# Hardware and Software Co-design for Sparse Linear Algebra Operations Acceleration

Aleksey Tyurin

Saint Petersburg State University

Saint Petersburg, Russia

alekseytyurinspb@gmail.com

Daniil Berezun

Saint Petersburg State University

JetBrains Research

Saint Petersburg, Russia
daniil.berezun@jetbrains.com

Semyon Grigorev

Saint Petersburg State University

JetBrains Research

Saint Petersburg, Russia

s.v.grigoriev@spbu.ru

Abstract—In the era of big data, computations are expected to be faster and less power-consuming in order to become more effective and affordable.

#### Introduction

Linear algebra is a great instrument for solving a wide variety of problems utilizing matrices and vectors for data representation and analysis with the help of highly optimized routines. And whilst the matrices involved in a vast diversity of modern applications, e.g., recommender systems [1], [2] and graph analysis [3], [4], consist of a large number of elements, the major part of them are zeros. Such a high sparsity incurs both computational and storage inefficiencies, requiring an unnecessarily large storage, occupied by zero elements, and a large number of operations on zeroes, where the result is obviously known beforehand. The traditional approach to address these inefficiencies is to compress the matrix and store only the non-zero elements. Thus, the effect of matrices tending to be sparse in many applications makes the techniques of matrix compressed representation and sparse linear algebra to be the effective way of tackling problems in areas including but not limited to graph analysis [5], computational biology [6] and machine learning [7].

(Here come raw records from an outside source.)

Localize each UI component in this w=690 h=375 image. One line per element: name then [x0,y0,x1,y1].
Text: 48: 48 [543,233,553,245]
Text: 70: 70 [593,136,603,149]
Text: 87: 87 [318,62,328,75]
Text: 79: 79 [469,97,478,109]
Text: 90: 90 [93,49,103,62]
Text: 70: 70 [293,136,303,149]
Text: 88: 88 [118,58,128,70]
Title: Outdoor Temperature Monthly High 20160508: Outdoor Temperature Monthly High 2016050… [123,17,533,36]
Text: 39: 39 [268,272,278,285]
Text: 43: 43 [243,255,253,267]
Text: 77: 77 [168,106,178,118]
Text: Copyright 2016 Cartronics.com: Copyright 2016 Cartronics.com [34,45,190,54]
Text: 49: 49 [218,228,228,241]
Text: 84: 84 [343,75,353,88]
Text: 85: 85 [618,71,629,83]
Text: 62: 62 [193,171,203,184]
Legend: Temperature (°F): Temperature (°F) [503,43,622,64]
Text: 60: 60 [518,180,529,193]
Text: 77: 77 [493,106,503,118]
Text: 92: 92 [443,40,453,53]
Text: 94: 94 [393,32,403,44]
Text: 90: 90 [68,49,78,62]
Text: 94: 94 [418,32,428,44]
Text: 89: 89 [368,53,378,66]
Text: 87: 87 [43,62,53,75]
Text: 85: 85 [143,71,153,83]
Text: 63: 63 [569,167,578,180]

Sparse linear algebra defines primitives for expressing algorithms for the mentioned areas in a uniform way in terms of sparse matrix and vector operations parameterized by a semiring. Such uniform representation allows to tune the whole bunch of expressible algorithms through optimizing the primitives solely. One of the most used primitive is a sparse matrix-sparse matrix multiplication (spMspM) operation. It has finely-tuned implementations for both CPU and GPU, which, however, are proven to be underutilized due to the memory-bound nature of sparse computations induced by compressed representation [8]–[11]. Further, the pipeline of spMspM is patchy, which makes some of the computational units to be idle from time to time as it could be seen in figure 1, while the peak FLOPS is less than 1% of maximum available<sup>1</sup>.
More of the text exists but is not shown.